Chapter Eleven-A~El. Bkstrk. Part One
The Home Pool
Progressions for Kick With Back Float
1--Review the Elementary Backstroke kick holding onto pool side from either prone or supine position as described in Chapter Eleven~A. Perform kick at least 5 X in succession.
2--In shallow water with back facing open pool perform tuck against pool wall as shown in Chapter Eleven~A and GENTLY straighten out legs. Be sure head is back and stomach is pushed up slightly in order to maintain the float.
3--Having a good float position, perform Elementary Backstroke KICK ONLY--arms remain at side of body.
4--Say, "UP, AROUND, TOGETHER, GLIDE," as you kick across width of pool. Practice kick in this manner until able to go at least twenty feet or across entire width maintaining good float position. (As cautioned previously, if it's necessary to swim lengths, have someone tap you before you accidentally move into deep water.)
When comfortable with the cadence or rhythm of the kick, proceed with the following tasks: (First practice without the kick until mastered.)
1--In a standing position, with arms at sides place palms against thighs.
2--Bend elbows while moving hands up along sides of body to mid-chest height.
3--Move arms straight out from both sides of body--hands pointing away from torso. (See illustration below.)
4--With a hard downward press, bring hands back down to thighs again.
5--Practice 1 through 4 at least 5 X or until performed smoothly and with ease.
6--Cadence for the armstroke: "UP, OUT, DOWN, GLIDE."
After mastering a smooth, but deliberate armstroke, perform a back float with the arm stroke.
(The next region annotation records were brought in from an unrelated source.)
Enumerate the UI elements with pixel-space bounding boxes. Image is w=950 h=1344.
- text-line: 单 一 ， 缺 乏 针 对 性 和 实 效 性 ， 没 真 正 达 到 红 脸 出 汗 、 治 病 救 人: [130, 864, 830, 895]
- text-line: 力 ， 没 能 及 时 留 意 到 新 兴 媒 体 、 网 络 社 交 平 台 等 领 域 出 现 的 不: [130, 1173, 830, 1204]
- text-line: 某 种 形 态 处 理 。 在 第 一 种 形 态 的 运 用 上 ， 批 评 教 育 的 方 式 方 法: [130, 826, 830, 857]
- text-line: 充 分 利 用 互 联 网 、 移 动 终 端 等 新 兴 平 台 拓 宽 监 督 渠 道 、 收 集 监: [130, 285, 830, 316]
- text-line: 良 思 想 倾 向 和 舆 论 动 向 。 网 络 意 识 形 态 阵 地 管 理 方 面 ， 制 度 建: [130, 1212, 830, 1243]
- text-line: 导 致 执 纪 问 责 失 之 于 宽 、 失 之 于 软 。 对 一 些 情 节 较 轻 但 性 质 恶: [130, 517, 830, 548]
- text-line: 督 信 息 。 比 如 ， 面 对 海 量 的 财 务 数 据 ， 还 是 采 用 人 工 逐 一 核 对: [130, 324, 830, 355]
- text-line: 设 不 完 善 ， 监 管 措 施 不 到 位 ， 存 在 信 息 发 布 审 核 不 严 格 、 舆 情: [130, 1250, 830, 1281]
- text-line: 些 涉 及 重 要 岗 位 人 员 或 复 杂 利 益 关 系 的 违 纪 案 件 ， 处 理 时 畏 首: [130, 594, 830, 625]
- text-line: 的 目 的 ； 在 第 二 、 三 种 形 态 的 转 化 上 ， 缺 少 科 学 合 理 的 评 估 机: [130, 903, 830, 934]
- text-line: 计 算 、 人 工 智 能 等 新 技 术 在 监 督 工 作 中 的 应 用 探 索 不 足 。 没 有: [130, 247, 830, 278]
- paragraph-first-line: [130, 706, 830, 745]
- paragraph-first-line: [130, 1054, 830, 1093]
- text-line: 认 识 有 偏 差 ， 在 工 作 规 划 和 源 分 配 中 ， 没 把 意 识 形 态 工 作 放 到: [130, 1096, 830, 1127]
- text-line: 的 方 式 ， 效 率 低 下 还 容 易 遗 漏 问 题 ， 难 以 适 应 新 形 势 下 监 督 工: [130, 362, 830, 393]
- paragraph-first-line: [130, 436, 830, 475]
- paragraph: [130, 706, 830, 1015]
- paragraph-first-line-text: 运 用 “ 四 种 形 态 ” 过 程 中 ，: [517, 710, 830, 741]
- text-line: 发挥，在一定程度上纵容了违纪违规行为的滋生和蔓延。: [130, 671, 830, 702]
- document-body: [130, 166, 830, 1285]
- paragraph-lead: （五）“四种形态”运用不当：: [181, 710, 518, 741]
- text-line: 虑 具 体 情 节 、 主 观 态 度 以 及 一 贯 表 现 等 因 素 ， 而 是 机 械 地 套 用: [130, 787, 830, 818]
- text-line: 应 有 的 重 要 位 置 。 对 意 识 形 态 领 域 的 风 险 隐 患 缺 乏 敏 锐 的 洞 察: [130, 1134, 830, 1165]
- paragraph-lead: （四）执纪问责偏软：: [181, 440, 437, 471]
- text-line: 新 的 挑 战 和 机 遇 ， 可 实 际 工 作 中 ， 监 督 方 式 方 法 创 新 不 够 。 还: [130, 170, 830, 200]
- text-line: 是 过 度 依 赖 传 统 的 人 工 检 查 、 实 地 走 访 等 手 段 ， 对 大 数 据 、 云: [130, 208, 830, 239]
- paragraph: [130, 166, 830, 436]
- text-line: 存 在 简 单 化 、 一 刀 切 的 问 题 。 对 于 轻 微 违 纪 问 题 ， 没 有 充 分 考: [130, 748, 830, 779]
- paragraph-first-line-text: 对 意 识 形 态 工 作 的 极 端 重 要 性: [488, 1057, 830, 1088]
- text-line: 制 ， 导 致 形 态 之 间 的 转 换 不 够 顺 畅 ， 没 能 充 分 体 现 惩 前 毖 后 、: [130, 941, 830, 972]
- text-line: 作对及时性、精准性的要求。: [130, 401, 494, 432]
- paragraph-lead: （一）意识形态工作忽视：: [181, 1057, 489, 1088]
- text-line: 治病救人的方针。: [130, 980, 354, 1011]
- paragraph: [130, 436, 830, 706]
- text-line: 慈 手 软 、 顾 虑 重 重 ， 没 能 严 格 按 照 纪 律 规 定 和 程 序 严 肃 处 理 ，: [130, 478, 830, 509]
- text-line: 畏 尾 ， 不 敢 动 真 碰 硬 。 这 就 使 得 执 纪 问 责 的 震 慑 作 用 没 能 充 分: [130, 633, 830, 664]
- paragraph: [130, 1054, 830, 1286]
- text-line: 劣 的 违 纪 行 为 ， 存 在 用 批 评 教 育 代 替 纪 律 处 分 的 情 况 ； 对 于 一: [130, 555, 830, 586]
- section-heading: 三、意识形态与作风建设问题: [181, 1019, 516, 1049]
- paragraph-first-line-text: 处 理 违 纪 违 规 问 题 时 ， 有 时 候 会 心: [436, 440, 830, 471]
Do not yet practice with the kick.
1--At pool side perform tuck as before and straighten out into a back float.
2--With arms at sides and palms against thighs, begin the arm stroke by moving hands up sides to chest height.
3--Bring arms up, out, and away from body, then forcefully bring them down to thighs.
4--Glide until body slows and then then repeat the stroke. Perform float, stroke and glide at least 5 X or until mastered.
5--Perform float, stroke, glide consecutively, at least 5 full strokes or for at least 20 feet. DO NOT FORGET THE CADENCE: UP--OUT--DOWN--GLIDE!!
As you've probably guessed, the next step is putting the kick and arm movement together. Arms and legs must move at the same rate. The cadence for both together is similar. Beginning with the glide, it's "GLIDE; UP; OUT; TOGETHER; GLIDE....UP, OUT, TOGETHER, GLIDE...etc...
1--Unable to maintain float with kick or stroke. This is a common problem when first putting the kick and arm stroke together. Your concentration is either on performing the kick or the stroke, therefore, it's easy to forget about pushing the tummy up and keeping the head back. Often, pupils bend forward at the waist or lift up their heads without realizing it. To remedy this, go back to the tuck position, push off side and practice maintaining a good float. Float to a count of 30, then do the KICK ONLY for at least 20 feet. If the float is maintained while doing the kick, then perform the STROKE ONLY for 20 or more feet. Do this several times across pool width, or the length in shallow water. Finally, perform the kick and arm stroke together for at least 20 feet.
2--Knees showing above water surface.This is quite common. Bending forward slightly at waist is the cause. Many cannot understand why this occurs if their head is back. But it's still possible to bend forward at the waist even when the neck is arched back. Concentrate on keeping upper body, especially the torso, straight and flat on the water's surface.
3--Remaining in one place, or having no backward progression.This is due either to ineffectual downward arm movements; or having little or no circles formed by the legs. It may also occur if legs are not going out and coming back together hard enough. Pupils may perform the moves perfectly but are merely letting the arms and legs "float" through the correct kicks or strokes. In swimming as in most sports, hard, strong and definite dynamics are essential to good performance. Sometimes ineffectual moves are due to aqua phobia. Water-Shy pupils are often reticent about performing strokes and kicks definitively while learning new swim moves. With practice, self confidence is gained and timidity gradually fades away. The important thing here is that pupils RECOGNIZE that they are holding back. After realizing this, those who are still "remaining in one place" should have an experienced swimmer or lifeguard watch them perform the Elementary Backstroke and to let them know if their kicks and arm strokes are moving correctly.